On the night of August 16 to 17, 1944, the BIMP landed in Provence and distinguished itself in the 20 before Hyères by removing the Golf Hotel, converted into a fortress by the Germans. He then participated in the cleaning of the forts of East Toulon, the rise of the Rhone Valley and the fighting of the Vosges.
THE BIMP IN 1943
But the overseas troops, African skirmishers and volunteers of the Pacific badly supporting the cold, the high command decides to carry out a general relief which concerns some 6 300 men, including 275 Caledonians and Tahitians of the BIMP. These survivors of the 1941 Pacific Battalion were replaced by young metropolitan recruits and FFIs. The “Pacifiens” are then directed to Paris pending their repatriation.
Then, the BIMP book throughout the month of November, hard fighting on the foothills of the Vosges, to open the road to Lower Alsace. On December 4th, 1944, the Battalion, resting with its division in the region of Vesoul, leaves the front of the Vosges for the region of Bordeaux, where the 1st DFL regroups for a action of strength against the pockets of the Atlantic.
But a few days later, the German attack led by von Rundstedt in the Belgian Ardennes forces the Division to return quickly to Alsace to defend Strasbourg. The enemy attacks January 7, 1945. Polar temperatures, the BIMP, which holds Rossfeld and Herbsheim, suffered violent assaults, but managed to maintain its positions, despite the precariousness of its links with the rear. Exhausted by these hard fights, the BIMP is relieved by the 1st Battalion of Foreign Legion, and placed in reserve.

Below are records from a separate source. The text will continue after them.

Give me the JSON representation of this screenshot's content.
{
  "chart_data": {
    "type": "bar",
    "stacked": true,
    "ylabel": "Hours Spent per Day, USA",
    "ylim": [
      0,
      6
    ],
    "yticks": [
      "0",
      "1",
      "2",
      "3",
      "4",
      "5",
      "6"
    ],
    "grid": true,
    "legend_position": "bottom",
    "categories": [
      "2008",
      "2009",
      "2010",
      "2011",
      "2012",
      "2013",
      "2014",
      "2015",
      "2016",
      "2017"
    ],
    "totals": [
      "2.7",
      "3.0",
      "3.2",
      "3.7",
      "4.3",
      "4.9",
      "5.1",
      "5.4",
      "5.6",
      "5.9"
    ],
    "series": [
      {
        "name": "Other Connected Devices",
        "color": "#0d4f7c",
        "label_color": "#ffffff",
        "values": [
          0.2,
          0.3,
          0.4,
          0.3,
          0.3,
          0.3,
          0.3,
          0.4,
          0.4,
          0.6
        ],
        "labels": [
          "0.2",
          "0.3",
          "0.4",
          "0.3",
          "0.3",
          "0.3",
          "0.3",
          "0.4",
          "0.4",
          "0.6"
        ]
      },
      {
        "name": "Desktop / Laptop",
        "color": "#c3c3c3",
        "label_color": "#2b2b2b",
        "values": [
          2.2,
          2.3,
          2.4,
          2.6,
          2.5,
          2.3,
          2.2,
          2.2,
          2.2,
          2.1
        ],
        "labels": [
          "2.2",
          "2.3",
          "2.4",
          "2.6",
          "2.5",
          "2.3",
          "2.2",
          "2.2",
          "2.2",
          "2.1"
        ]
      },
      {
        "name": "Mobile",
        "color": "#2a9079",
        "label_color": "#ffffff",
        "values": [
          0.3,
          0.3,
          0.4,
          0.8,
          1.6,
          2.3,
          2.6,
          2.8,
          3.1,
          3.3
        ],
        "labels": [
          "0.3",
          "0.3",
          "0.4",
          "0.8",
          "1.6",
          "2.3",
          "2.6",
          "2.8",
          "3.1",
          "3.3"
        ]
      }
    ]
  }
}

In spite of its wear, consequences of the combats of the beginning of January, the BIMP is entrusted a defensive sector during the attack against the pocket of Colmar with which the other units of the Division participate until March 7, 1945.
The BIMP stands guard at the Rhine before moving with the 1st DFL for the front of the Alps, where the latter takes a stand against the massif of Authion. On 9 April 1945, in Nice, General de Gaulle handed the Cross of Liberation to the BIMP, pinning the decoration on the cap of Corporal P ecro , taking the place of the pennant. The next day, the BIMP leads the frontal attack of the Authion massif. At the cost of heavy losses, he struggles for four days to snatch the last German locks. This is the last action of the BIMP before the Armistice of May 8, 1945.
Today, the 3rd Naval Infantry Regiment based in Vannes is the inheritor of the BIMP traditions.
The 1st BIM, the BP1 and the BIMP counted in their ranks 72 companions of the Liberation
Translated from <https://www.ordredelaliberation.fr/fr/compagnons/les-unites-militaires/le-bataillon-d-infanterie-de-marine-et-du-pacifique>
NOTE: I have mostly left the article written in the current tense of the original and the masculine and feminine definite articles. It should not hinder understanding.